By Marisa Reventos, Senior Manager – Experiential Learning
LondonLAB is a 10-week consulting style project designed to help an organisation address a current analytical business challenge. This is a faculty-led, experiential course that allows Masters in Analytics and Management (MAM) students to engage in a live project and tackle a business challenge for leading companies in London. Students apply the learning from their core courses to develop solutions that have real-world impact.
Marco Laube (MAM2021) shares his experience of participating in LondonLAB.
Eleven of my classmates and I had the chance to work with the European Bank for Reconstruction and Development (EBRD). Since its inception in 1991, the EBRD has invested almost €150 billion in a total of more than 6,000 projects. The bank is committed to championing progress towards market-oriented economies and the promotion of private and entrepreneurial initiative.
It was extremely rewarding to work with a client with such a significant impact on the lives of millions of people. I was particularly intrigued by the bank’s commitment to promoting environmentally sound and sustainable development.
The Business Challenge
As a multilateral development bank, the EBRD has over 60 offices in more than 40 countries. This results in a mobile and diverse workforce.
Therefore, the client sought to understand how mobility and geographical location have affected the careers of employees; and if there are characteristics of individual persons or organisational units that could explain different levels of geographical mobility or career progression.
To answer these questions, we were provided with a dataset containing anonymised information on more than 6,500 employees covering a period of 5 years.
From the very beginning, we students were in full charge of the project. This included scheduling the meetings with the client, scoping and structuring the project, and defining roles and responsibilities within the team.
We were organised into two groups of 6 students, with each team working on the same research question from a different perspective.
Due to the ongoing COVID-19 pandemic, team members were spread around the world and across different time zones. Consequently, one of the biggest challenges and a great learning was managing and motivating a global team in a fast-paced, dynamic, and virtual environment.
What adds to this is that group members had diverse backgrounds with unique skillsets. Thanks to our core course on Performing in Organisations, we were able to leverage this fact and maximise the quality of our work and the impact on our client.
The Data Science Life Cycle
By far, the best part of LondonLAB is to tackle a real-world problem and to have the chance to execute the entire “Data Science Life Cycle”. You really get a flavour of how it is to work as a data scientist.
Phase 1: Business Understanding
We started by gaining a deep understanding of the business case and had intensive talks with the client. This was of utmost importance, as our project required a careful definition of the objects of analysis. As an example, we had to agree on how to measure “career progression” and how to aggregate this for multiple employees and years. Only when you truly understand the business challenge and know what to analyse can you proceed to the next phase!
Phase 2: Data Preparation
Working on a real-world-problem means working with real-world data. This in turn means that a significant amount of time is needed to make sense of the data and to clean it. We had to join multiple datasets, impute missing values with custom-made algorithms, normalise attributes, and engineer new features. You know what they say: “Data scientists spend 80% of their time cleaning and manipulating data and only 20% actually analysing it” – well, it’s true!

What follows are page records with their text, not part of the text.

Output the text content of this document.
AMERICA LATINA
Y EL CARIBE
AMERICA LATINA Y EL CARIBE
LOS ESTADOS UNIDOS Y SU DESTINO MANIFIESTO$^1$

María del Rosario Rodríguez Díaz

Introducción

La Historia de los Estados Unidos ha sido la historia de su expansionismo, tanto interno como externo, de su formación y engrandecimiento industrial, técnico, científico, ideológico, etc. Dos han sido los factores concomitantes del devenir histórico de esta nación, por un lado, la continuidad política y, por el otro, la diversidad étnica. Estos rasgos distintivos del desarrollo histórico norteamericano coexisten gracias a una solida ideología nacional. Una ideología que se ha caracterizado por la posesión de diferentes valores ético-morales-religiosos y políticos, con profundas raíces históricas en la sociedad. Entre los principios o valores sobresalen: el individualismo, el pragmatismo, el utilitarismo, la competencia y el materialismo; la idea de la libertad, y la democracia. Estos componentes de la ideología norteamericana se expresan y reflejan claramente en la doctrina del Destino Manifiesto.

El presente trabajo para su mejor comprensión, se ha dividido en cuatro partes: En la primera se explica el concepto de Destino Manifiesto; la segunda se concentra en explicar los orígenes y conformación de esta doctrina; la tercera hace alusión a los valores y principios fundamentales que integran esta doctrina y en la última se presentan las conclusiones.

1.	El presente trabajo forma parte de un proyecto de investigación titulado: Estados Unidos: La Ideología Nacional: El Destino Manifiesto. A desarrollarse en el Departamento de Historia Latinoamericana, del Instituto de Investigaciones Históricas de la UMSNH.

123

Phase 3: Exploratory Data Analysis
Intertwined with phase 2 was the exploratory analysis of our data. We created over 200 graphs and tables to get to know the data and facilitate the modelling process. This was a vital step as it enabled us to discover and fix systematic data errors that had occurred during the export of the data from the client’s systems and would have otherwise distorted our results.
Phase 4: Modelling
We built over 70 statistical models and were able to apply the whole range of tools and techniques that we had been taught in core courses such as Applied Statistics, Data Science for Business, and Machine Learning for Big Data.
We were thrilled to be supported by our professor Francesca Franco, who provided invaluable inspiration and helped us shape the path ahead.
There was always a need to adapt to new findings as new additional avenues for further investigation evolved. The project was highly dynamic, and we had to prioritise different actions and analyses. This is also why we were in regular contact with the client and the other team to keep aligned.
Phase 5: Explanation and Visualisation
The ultimate goal was to provide insightful analyses and help the client to gain new perspectives. For this, we had to present our findings in a clear way, taking into account the audience’s background. Therefore, we produced various graphs visualising our results, ranging from world maps and alluvial diagrams to well-known bar charts.
It was amazing to see how much work both teams had put into the project, with the final results exceeding the client’s expectations by far.
While we found that there are stark differences in the levels of employee mobility within the organisation, both teams came to the conclusion that this is not due to structural inequalities, but can be explained by the growth of certain divisions and office locations. That is, the EBRD offers equal opportunities across the organisational structure and no systematic discrimination is happening with regards to career progression.
This is an invaluable insight that will inform future decisions across the whole human resources department. Some of the slides were directly used by the People Analytics Team in a presentation to the board of the bank.
All in all, LondonLAB was a transformative experience, with the opportunity to apply all our knowledge and learned skills in one big project, having a real-world impact!